Psycho-Philo

Psychologie de l’illusion 2/4 Penser être sûr sans être sûr de ses pensées

Il est tout à fait normal, d’un point de vue de l’être humain, d’être sûr de ce que l’on pense. En effet c’en est même une condition d’existence, sans quoi nous pourrions sombrer dans la folie et douter totalement de ce que l’on pense. Douter de tout. Or, une nouvelle fois, la psychologie nous montre que ce bel appareil n’est pas  exempt de tout reproche.

Entre torsions et distorsions de l’esprit, la réalité vacille, encore.

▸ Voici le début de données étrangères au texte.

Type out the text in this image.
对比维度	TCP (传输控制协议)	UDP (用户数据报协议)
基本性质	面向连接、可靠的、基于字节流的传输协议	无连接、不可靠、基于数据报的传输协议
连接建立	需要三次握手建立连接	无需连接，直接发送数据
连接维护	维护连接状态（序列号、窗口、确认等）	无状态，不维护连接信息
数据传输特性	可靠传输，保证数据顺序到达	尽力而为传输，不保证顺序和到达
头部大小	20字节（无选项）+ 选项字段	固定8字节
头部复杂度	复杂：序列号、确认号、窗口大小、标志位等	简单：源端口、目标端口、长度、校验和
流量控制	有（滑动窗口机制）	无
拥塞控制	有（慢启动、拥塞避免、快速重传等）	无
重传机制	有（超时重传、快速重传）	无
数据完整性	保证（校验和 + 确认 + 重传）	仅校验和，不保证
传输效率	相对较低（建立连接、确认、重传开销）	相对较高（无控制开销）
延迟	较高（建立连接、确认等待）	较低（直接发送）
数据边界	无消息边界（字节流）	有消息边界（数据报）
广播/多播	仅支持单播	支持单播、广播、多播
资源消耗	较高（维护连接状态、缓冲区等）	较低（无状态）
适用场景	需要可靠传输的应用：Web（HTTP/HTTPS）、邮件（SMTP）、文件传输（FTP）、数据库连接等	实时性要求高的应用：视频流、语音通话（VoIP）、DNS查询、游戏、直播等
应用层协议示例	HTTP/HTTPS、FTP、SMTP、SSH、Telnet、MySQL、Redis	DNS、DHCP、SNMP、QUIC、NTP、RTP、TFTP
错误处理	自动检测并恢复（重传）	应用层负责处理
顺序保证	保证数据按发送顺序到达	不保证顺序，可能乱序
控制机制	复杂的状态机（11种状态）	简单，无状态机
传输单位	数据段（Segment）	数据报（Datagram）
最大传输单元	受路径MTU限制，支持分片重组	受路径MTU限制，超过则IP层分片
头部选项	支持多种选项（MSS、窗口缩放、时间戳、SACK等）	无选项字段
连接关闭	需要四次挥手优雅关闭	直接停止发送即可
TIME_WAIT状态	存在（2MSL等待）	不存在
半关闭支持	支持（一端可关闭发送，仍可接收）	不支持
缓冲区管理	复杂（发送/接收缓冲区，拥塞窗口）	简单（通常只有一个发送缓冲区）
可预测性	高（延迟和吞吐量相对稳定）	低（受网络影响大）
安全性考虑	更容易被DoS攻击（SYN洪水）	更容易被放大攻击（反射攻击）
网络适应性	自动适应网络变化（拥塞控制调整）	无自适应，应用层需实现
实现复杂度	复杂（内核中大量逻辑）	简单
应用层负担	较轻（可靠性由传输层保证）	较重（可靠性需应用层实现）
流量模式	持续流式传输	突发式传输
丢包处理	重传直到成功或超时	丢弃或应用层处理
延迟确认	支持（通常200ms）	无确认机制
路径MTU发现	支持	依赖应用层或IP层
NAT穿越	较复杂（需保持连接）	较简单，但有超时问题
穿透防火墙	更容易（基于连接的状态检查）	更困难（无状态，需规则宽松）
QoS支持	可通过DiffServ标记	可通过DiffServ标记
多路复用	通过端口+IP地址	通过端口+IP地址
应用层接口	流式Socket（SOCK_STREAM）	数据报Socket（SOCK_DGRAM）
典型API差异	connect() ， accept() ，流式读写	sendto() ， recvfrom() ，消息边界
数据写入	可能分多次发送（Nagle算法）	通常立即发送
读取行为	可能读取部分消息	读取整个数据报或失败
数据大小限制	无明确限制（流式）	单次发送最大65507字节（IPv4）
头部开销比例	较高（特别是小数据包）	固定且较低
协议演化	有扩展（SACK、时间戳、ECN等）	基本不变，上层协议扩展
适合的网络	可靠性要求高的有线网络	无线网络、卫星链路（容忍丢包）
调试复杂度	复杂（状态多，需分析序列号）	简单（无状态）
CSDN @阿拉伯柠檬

En effet, si un prisme peut déformer la lumière qui le traverse, il en est de même pour les informations qui  transitent par notre belle pensante caboche. Voici quelques exemples de déformation de la pensée, à vous de voir celles qui vous parlent :

 

Abstraction sélective

C’est ici ne retenir qu’un détail de la situation en dehors du contexte. Par exemple, réussir un excellent gâteau au chocolat et ne retenir que l’on aurait pu le servir sur un plat carré plutôt que rond.

 

Disqualification du positif

C’est recevoir un « chérie tu es jolie » et se dire « oui mais il ne le pense pas vraiment » ;  « oui mais il a quelque chose derrière la tête »… et finir par dire que « tu ne me fais jamais de compliments » (rien de personnel avec le « il ».. en fait si.)

 

Inférence arbitraire (conclusion hâtive)

C’est ici tirer des conclusions sans preuve, lorsqu’on se dit « je n’y arriverai jamais » ou « cela ne marchera pas » sans avoir aucune raison valable de penser cela.

 

Personnalisation

C’est ici tout ramener à sa personne, c’est-à-dire se trouver fautif de tout ce qui peut arriver. Le « c’est de ma faute », encore une fois, en dehors de tout élément valable prouvant cette dite culpabilité.

 

Maximisation du négatif / minimisation du positif

C’est ici, par exemple, amplifier nos erreurs et minimiser nos réussites, soit : si je rate c’est de ma faute, si ça marche c’est grâce aux autres.

 

Raisonnement dichotomique

C’est une forme de pensée en interrupteur, un raisonnement en tout ou rien.  Soit vrai, soit faux soit noir soit blanc, il n’y a aucune nuance.

 

Surgénéralisation

C’est ici généraliser à partir d’une seule (ou quelques) expérience(s). Par exemple, sortir d’une mauvaise relation amoureuse et penser que les hommes sont tous les mêmes…

 

Fausses obligations

J’en ai fait un article ici (« l’enfer du devoir ») c’est ici l’enfer des « il faut que » et des « Je dois ». C’est se créer des obligations là où il n’y en a pas.

 

Enfin, un petit dernier pour la fin …

 

Etiquetage

Sartre ne renierait pas ce biais qu’on pourrait appeler le Biais d’essentialisation. Ces étiquettes qui peuvent nous coller toute une vie : « je suis maladroit » ;  « je suis bordélique » ;  « je suis timide » … une nouvelle fois sans preuve (ou si peu) et qui conduisent à la fois les autres à nous percevoir selon cette étiquette, mais également, nous-mêmes de nous comporter tel-quel. Selon Sartre, par opposition à l’essence, tel un chêne qui reste un chêne, l’existence c’est sortir de cette étiquette.

Ainsi, il est important de savoir que nous avons tous des biais de pensée et que c’est bien inutile de vouloir tous les corriger. L’important c’est de les remarquer, surtout lorsqu’ils sont fréquents et rigides. Dans ces moments là, souffrance naît au creux des vagues d’errances de notre pensée. Pas de panique donc. En effet, nous verrons à partir de la semaine prochaine de quelle manière nous allons pouvoir avancer à la fois avec nos cinq sens qui peuvent nous tromper mais aussi ces pensées parfois déformées.

D’ici là, libre à vous d’identifier quels sont vos biais les plus fréquents et, peut-être, d’essayer de les remarquer dans la vie quotidienne pour mieux les prendre en compte. C’est un peu comme savoir que votre balance de cuisine est décalée de 10 g, vous ne changez peut être pas la balance mais vous en tenez compte.